Admitida a trámite la demanda y comparecida la demandada "AM SEGUROS Y REASEGUROS, S.A.", su defensa y representación procesal la contestó, oponiéndose a la misma, en base a los hechos y fundamentos jurídicos que tuvo por conveniente, y terminó suplicando se dictase sentencia por la que "se absuelva a mi cliente de cuanto se pide en la demanda por los hechos y fundamentos vertidos en este escrito, con la expresa imposición de las costas causadas en el presente pleito a la parte actora".

Comparecido el demandado Excmo. Ayuntamiento de Pozuelo (Albacete), su defensa y representación procesal la contestó (aunque previamente a la contestación a la demanda, opuso la "excepción perentoria de prescripción") oponiéndose a la misma, en base a los hechos y fundamentos jurídicos que tuvo por conveniente, y terminó suplicando se dictase sentencia por la que "se desestime la pretensión del demandante y se absuelva de los pedimentos de aquélla a mi representado, por las razones expuestas en este escrito, estimando la excepción perentoria de prescripción de la acción ejercitada; alternativamente, y para el caso de que se entre a conocer por la Juzgadora sobre el fondo de la acción y se contemple en el fallo la existencia de algún género de culpa por parte del Excmo. Ayuntamiento de Pozuelo, se determine, también, el propio grado de intervención y culpa del actor en las lesiones padecidas, declarando la existencia de concurrencia de culpa y con ello reduciendo la cuantía de la indemnización solicitada por el actor; y alternativamente y para el hipotético supuesto de no ser estimadas ninguna de estas pretensiones, de ser condenado el Excmo. Ayuntamiento de Pozuelo, quede reducida la indemnización reclamada por el actor hasta los límites considerados por la Juzgadora como justos y adecuado." Por el Juzgado se dictó sentencia con fecha 7 de junio de 1999, cuya parte dispositiva es del siguiente tenor literal: "FALLO: Desestimo la excepción de prescripción planteada por los demandados, y asimismo desestimo la demanda interpuesta por D. Julián, representado por el Procurador, Sr. Vidal Valdés, y en consecuencia, absuelvo de la reclamación extracontractual por la que venían siendo demandados, al Ayuntamiento de Pozuelo (Albacete), representado por el Procurador Sr. Romero Tendero y "A.M.SEGUROS", representada por la Procuradora Sra.
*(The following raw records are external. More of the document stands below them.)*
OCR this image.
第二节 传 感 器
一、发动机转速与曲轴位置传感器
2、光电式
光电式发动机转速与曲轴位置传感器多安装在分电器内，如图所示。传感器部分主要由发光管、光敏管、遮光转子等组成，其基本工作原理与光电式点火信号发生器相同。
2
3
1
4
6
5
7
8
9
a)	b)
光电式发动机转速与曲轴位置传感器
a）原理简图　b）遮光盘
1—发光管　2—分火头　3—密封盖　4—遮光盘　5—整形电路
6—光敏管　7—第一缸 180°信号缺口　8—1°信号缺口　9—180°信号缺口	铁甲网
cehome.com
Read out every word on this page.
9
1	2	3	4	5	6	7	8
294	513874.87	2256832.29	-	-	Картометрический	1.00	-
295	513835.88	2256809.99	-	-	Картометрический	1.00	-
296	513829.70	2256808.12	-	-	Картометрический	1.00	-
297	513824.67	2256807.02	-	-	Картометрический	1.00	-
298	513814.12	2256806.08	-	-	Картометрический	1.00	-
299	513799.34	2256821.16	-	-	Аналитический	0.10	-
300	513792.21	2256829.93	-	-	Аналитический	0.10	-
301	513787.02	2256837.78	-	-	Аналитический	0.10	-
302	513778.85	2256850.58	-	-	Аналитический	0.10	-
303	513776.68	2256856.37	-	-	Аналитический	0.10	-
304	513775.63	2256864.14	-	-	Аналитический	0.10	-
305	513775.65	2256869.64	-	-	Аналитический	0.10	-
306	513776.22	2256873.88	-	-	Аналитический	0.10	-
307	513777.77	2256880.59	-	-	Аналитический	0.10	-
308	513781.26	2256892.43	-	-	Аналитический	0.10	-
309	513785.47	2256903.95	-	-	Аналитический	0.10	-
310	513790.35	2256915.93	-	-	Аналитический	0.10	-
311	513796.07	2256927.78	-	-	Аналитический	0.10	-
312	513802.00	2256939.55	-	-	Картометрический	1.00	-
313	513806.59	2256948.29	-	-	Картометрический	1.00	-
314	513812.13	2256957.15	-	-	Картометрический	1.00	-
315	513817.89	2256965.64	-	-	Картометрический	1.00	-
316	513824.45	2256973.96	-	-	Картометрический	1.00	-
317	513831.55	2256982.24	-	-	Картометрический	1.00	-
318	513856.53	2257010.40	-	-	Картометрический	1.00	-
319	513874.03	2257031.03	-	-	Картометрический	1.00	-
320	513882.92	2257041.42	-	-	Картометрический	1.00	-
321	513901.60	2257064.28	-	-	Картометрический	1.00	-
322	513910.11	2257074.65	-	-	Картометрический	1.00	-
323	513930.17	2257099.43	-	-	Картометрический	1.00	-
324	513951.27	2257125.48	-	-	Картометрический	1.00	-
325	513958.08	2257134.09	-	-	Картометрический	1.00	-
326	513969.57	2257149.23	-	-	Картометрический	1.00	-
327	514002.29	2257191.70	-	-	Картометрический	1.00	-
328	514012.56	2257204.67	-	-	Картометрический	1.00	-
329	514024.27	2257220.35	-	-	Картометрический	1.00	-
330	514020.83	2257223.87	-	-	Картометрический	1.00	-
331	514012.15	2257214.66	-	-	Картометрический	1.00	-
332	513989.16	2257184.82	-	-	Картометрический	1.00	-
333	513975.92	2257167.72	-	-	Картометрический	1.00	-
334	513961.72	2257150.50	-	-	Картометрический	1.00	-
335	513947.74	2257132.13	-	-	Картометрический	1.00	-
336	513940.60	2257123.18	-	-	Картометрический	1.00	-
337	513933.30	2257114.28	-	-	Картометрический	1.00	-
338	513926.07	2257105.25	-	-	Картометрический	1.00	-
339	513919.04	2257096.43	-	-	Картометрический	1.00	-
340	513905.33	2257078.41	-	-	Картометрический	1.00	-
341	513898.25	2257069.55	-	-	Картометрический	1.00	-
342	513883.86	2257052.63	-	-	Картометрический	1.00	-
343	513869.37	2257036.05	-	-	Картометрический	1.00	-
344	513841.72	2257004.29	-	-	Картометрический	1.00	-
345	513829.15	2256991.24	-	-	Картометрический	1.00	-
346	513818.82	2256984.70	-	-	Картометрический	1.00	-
Vicente Martínez, con imposición de las costas a la parte actora."

SEGUNDO

Contra dicha sentencia se interpuso recurso de apelación que fue admitido y, sustanciada la alzada, la Sección Primera de la Audiencia Provincial de Albacete dictó sentencia en fecha 16 de febrero de 2000, cuya parte dispositiva es del siguiente tenor literal: "FALLAMOS: Que estimando parcialmente el recurso de apelación interpuesto por la representación procesal de Julián, contra la Sentencia recaída en el juicio de menor cuantía, seguido en el Juzgado de 1ª Instancia nº 6 de Albacete con el nº 32/98, debemos de confirmar y confirmamos todos los pronunciamientos de la misma excepto el relativo a costas que se deja sin efecto. Disponiendo, en su lugar, que procede no hacer expresa condena en costas. Sin hacer tampoco expresa condena, por lo que se refiere a costas de esta alzada."

TERCERO

Por la Procuradora de los Tribunales, Dª. Mª del Mar Hornero Hernández, en nombre y representación de Don Julián, se formalizó recurso de casación que fundó en el siguiente motivo: Unico.- Al amparo del art. 1692 nº 4 LEC ., por infracción del art. 1902 C.c., en relación con el apartado 4º del art. 93, del Reglamento de Espectáculos Taurinos, aprobado por Real Decreto 176/1992, de 28-02-92, que también se considera infringido. Y también ha de citarse, por considerarse infringida, la jurisprudencia aplicable en materia de responsabilidad por riesgo, respecto al mencionado art. 1902 del C.c ., citada en el motivo.

CUARTO

Admitido el recurso y evacuado el traslado conferido para impugnación, la representación de la parte recurrida, presentó escrito con oposición al mismo.

QUINTO

No habiéndose solicitado por las partes la celebración de vista pública, se señaló para votación y fallo el día 27 de febrero y hora de las 10,30, en que ha tenido lugar.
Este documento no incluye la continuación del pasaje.